A point moves such that the sum of the square of its distances from two fixed straight lines intersecting at angle 2$\mathrm{\alpha }$ is a constant. The locus of point is an ellipse of eccentricity

Let us choose the point of intersection of the given lines as the origin and their angular bisector as the x-axis. Then equation of the two lines will be y = mx and y = -mx, where m = tan$\mathrm{\alpha }$.
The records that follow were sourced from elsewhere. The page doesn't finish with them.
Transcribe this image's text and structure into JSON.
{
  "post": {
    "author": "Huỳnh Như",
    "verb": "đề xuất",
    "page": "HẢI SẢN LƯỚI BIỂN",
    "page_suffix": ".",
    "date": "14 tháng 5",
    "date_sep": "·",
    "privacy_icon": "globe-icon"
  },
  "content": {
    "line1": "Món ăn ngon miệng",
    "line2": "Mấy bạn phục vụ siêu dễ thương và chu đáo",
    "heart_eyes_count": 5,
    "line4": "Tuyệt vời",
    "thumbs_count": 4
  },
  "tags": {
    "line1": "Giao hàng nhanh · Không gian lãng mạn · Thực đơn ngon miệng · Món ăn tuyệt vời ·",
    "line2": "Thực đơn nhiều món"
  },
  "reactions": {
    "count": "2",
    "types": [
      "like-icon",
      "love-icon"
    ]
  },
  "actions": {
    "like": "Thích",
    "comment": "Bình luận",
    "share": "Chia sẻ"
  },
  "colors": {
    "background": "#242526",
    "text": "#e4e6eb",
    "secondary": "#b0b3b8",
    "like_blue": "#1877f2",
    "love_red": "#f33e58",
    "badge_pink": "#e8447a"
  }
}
Let P(h, k)be the point whose locus is to be found. Then according to the given condition,
PA² + PB² = Constant
$$\begin{gathered} \Rightarrow \frac{(\mathrm{k}-\mathrm{mh}{)}^2}{1+{\mathrm{m}}^2}+\frac{(\mathrm{k}+\mathrm{mh}{)}^2}{1+{\mathrm{m}}^2}=\mathrm{c} (\mathrm{c} \mathrm{is} \mathrm{a} \mathrm{constant}) \\ \Rightarrow 2\left({\mathrm{k}}^2+{\mathrm{m}}^2{\mathrm{h}}^2\right)=\mathrm{c}\left(1+{\mathrm{m}}^2\right) \end{gathered}$$
Therefore, the locus of point P is
$$\begin{gathered} \frac{{\mathrm{x}}^2}{{\mathrm{a}}^2}+\frac{{\mathrm{y}}^2}{{\mathrm{b}}^2}=1, \\ \text{ where }{\mathrm{a}}^2=\frac{\mathrm{c}\left(1+{\mathrm{m}}^2\right)}{2{\mathrm{m}}^2}\text{ and }{\mathrm{b}}^2=\frac{\mathrm{c}\left(1+{\mathrm{m}}^2\right)}{2}. \\ \text{ If }\mathrm{\alpha }<\mathrm{\pi }/4\text{, then }\mathrm{m}<1\text{, and }{\mathrm{a}}^2>{\mathrm{b}}^2. \\ \therefore \text{Eccentricity }=\sqrt{1-\frac{{\mathrm{b}}^2}{{\mathrm{a}}^2}}=\sqrt{1-{\mathrm{m}}^2}=\frac{\sqrt{\cos 2\mathrm{\alpha }}}{\cos \mathrm{\alpha }} \\ \text{ If }\mathrm{\alpha }>\mathrm{\pi }/4\text{, then }\mathrm{m}>1\text{, and }{\mathrm{a}}^2<{\mathrm{b}}^2. \\ \therefore \text{Eccentricity }=\sqrt{1-\frac{{\mathrm{a}}^2}{{\mathrm{b}}^2}}=\sqrt{1-\frac{1}{{\mathrm{m}}^2}}=\frac{\sqrt{-\cos 2\mathrm{\alpha }}}{\sin \mathrm{\alpha }} \end{gathered}$$